The number of Perth-based listed companies reached 700 at June 30, which is 120 more than the previous year and helped boost the number of companies listed on the ASX to more than 2,000.
That growth has been coupled with a shorter two-month deadline to submit annual accounts after the industry last year received an additional 15 days to complete accounts due to the introduction of Australian International Reporting Standards.
Prior to 2003, companies had 75 days to submit their accounts.
“There is more pressure on us than ever before,” one senior accountant, who declined to be named, said.
“It is not out of the realm of possibility that [next year] accounts might not get lodged in time.
“I think the ASX need to consider that when we are under pressure the quality of the information can decrease.”
The increasing activity in the listed arena has had a knock-on effect for the private sector. WA Business News understands several large WA private companies will receive their audited accounts two to three weeks later than last year.
Private companies have an extra month to submit their accounts with the Australian Securities and Investments Commission.

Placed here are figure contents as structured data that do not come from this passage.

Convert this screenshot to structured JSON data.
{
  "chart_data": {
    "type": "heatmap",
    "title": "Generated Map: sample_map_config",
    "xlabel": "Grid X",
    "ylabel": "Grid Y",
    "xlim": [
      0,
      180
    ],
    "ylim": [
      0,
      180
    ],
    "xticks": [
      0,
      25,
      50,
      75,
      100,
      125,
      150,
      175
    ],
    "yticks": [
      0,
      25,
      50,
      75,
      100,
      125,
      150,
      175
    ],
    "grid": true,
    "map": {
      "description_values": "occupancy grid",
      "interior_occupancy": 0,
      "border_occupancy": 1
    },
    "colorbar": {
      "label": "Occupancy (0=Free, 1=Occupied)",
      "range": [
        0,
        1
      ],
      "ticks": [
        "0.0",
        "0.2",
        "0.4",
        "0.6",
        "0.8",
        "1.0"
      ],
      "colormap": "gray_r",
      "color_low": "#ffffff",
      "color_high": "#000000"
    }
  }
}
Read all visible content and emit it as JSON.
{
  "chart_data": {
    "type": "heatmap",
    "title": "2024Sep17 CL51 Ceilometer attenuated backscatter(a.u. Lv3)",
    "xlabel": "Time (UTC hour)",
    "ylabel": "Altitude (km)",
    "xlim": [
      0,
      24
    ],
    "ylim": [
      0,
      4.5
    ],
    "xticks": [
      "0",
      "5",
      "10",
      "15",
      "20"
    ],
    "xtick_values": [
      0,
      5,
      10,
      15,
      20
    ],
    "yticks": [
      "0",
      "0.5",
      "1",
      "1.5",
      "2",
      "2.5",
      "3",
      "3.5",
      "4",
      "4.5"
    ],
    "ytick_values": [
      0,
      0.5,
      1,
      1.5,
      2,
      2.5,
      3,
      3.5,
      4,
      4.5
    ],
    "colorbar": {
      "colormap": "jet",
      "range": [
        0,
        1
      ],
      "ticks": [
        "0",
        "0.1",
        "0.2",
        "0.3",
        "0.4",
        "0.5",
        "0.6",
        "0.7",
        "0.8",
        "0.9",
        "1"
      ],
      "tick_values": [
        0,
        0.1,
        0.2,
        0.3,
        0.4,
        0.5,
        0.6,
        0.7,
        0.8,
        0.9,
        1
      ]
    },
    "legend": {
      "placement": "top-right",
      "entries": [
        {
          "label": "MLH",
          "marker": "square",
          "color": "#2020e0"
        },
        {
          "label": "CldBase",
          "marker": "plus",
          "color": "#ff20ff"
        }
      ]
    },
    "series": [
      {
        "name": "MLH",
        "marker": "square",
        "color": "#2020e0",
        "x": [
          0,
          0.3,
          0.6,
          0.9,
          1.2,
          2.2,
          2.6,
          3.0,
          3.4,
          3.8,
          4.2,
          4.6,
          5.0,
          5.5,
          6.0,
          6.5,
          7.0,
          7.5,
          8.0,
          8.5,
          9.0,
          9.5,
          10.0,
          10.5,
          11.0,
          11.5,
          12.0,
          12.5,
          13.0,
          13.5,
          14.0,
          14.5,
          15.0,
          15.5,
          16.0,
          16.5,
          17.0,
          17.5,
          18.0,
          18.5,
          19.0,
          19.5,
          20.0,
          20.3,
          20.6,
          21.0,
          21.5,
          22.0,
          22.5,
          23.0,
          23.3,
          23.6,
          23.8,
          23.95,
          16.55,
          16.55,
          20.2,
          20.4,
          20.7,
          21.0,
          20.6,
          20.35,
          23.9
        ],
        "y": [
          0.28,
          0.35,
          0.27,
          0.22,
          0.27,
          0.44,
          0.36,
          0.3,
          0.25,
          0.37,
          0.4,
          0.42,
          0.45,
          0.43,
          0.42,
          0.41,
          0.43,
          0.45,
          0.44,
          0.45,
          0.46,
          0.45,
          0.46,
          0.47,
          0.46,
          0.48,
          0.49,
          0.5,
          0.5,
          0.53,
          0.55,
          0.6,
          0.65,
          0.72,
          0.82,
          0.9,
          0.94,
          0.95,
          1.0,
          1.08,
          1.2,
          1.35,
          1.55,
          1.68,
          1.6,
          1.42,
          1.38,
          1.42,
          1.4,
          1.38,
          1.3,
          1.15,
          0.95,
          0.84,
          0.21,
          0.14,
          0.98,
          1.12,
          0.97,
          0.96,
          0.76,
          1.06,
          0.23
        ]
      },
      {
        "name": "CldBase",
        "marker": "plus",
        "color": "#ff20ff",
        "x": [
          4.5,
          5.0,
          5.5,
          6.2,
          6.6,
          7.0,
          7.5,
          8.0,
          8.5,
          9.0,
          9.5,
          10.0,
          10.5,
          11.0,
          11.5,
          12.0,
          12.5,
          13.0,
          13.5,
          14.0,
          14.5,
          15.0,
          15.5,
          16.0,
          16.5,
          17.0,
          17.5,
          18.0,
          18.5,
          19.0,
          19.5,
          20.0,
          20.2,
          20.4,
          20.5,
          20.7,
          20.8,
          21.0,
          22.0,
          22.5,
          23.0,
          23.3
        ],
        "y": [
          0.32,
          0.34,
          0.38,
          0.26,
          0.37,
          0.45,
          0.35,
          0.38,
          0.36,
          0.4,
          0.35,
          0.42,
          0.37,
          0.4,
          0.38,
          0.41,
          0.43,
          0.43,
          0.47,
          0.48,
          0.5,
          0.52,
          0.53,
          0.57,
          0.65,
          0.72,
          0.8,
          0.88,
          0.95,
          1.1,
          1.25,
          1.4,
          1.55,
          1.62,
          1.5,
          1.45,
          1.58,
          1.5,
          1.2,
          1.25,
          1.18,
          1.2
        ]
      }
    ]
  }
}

Ernst & Young managing partner Jeff Dowling said many analysts were also feeling the pressure and were forced to overlook some financial results because of the large number of reports released in a relatively short period of time.
Mr Dowling would like the ASX to introduce a staggered reporting system where the top 100 listed companies had a two-month deadline, followed by the next 100 companies a fortnight later, while those outside the top 200 companies had an additional month to file their accounts.
An ASX spokesman said the ASX consulted extensively with the industry during 2005 when it reviewed its two-month reporting deadline.
He said bio-tech group Biopharmica was the only company out of the more than 1,000 companies required to report their full-year results by August 31 that failed to submit its accounts, which showed the industry was capable of meeting the deadline.
Deloitte managing partner Keith Jones said his office coped with the busy period better than last year, but said more companies were choosing to lodge unaudited accounts in order to meet the ASX’s August 31 deadline.
Mr Jones said discrepancies in unaudited and audited figures would likely increase as more companies lodge unaudited figures followed by audited accounts.